In the present study, the distribution of haplotypes constructed by rs2237892, rs2237895 and rs2237897 showed significant differences between cases and controls, particularly the C-C-C haplotype and the T-A-T haplotype. Thus, it can be seen that the three variants are in an LD block. However, no variant in this region has been detected to have a direct function, so we suggest that there may be one or more other functional variants in this region of KCNQ1. In a recent study, large gene deletions and duplications in KCNQ1 were identified in people with long QT syndrome [28]. This suggests that copy-number variants in KCNQ1 also play a role in associated complex diseases. To clarify the role of KCNQ1 in susceptibility to type 2 diabetes, further research is needed into the SNPs and copy-number variants.

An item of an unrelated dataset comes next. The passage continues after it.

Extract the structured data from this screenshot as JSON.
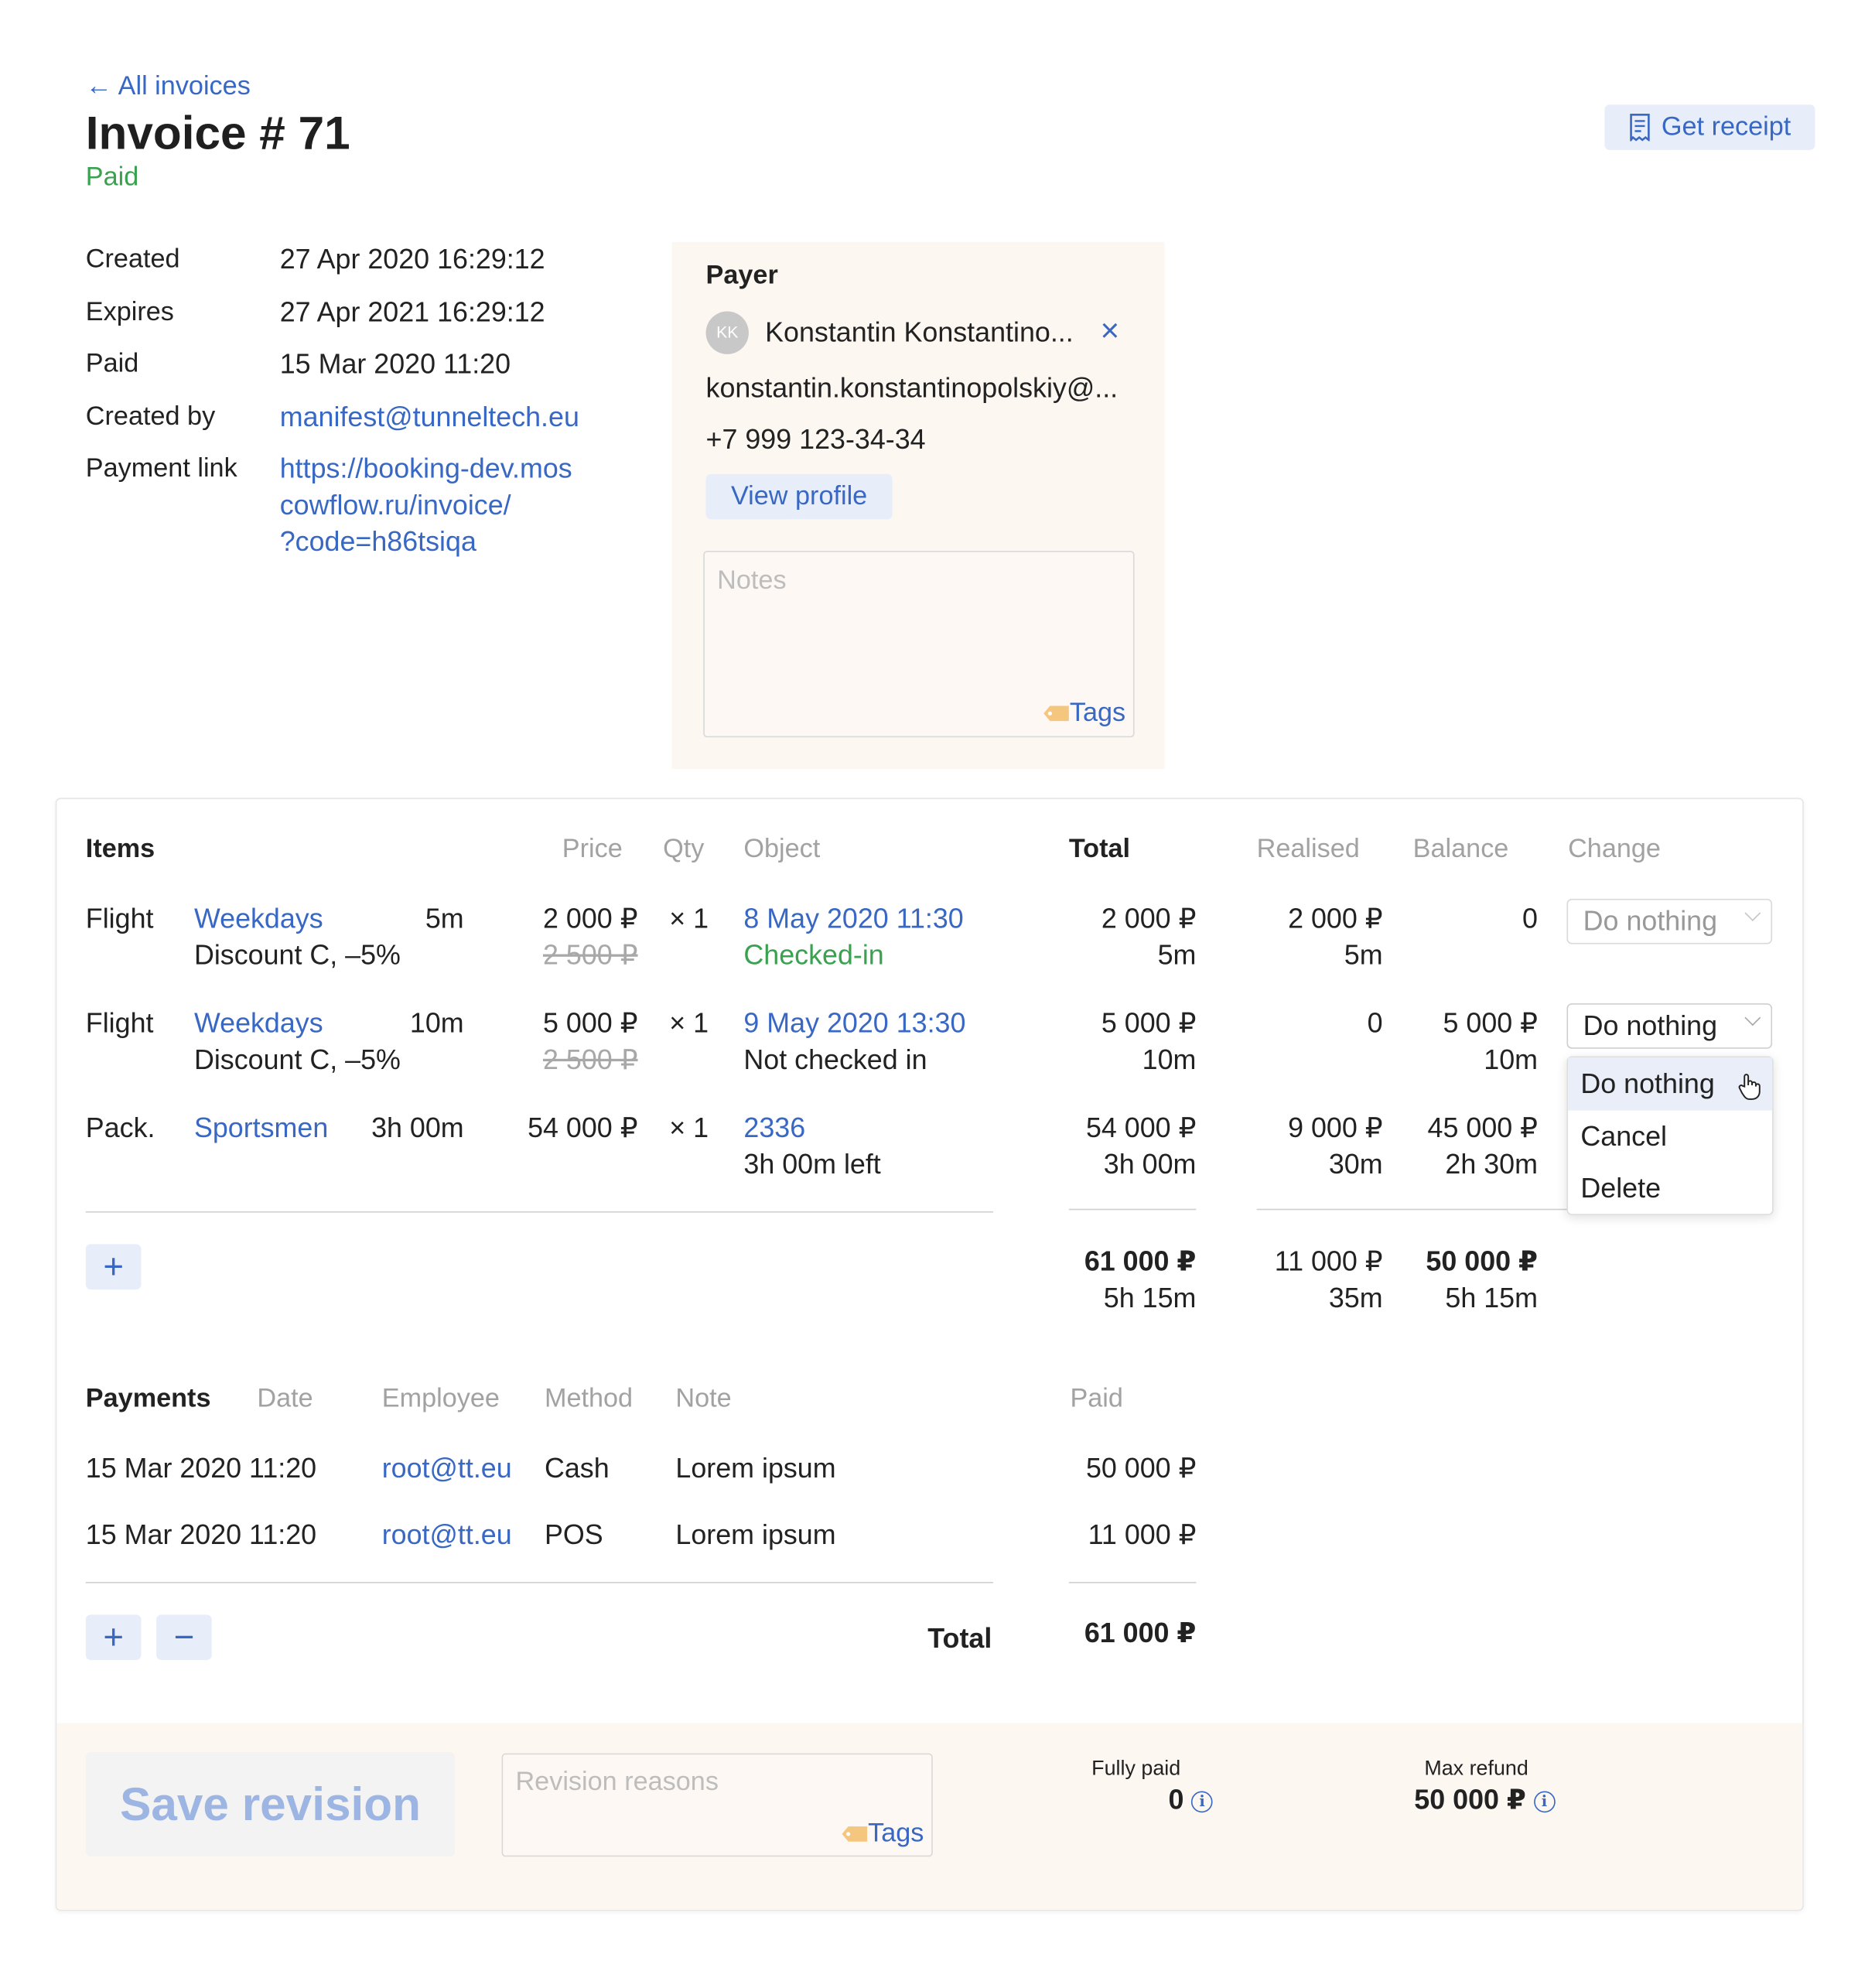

In addition, compared with the controls in previous studies (see ESM Table 5), the minor allele frequencies of all three variants in our population from mainland China were higher or lower than in other populations; for example, the frequency of SNP rs2237897 in our Chinese sample was close to that in the Singapore Chinese population, higher than that in the Japanese population and completely different from the frequency in the Danish population (63.8%, 65%, 61% and 96%, respectively) [1820]. These results confirmed the differences in frequencies of some genetic variations among different ethnic groups and different geographic regions. At the same time, these differences also highlight the need to extend genome-wide association scans and subsequent replication studies to different populations.

In summary, we detected the association of KCNQ1 with type 2 diabetes and some diabetes-related traits in the population of mainland China. In addition, the haplotype distribution was found to be significantly different between cases and controls. These findings may be useful in further research into the pathogenesis of type 2 diabetes, as well as in advancing clinical practice and public health genomics.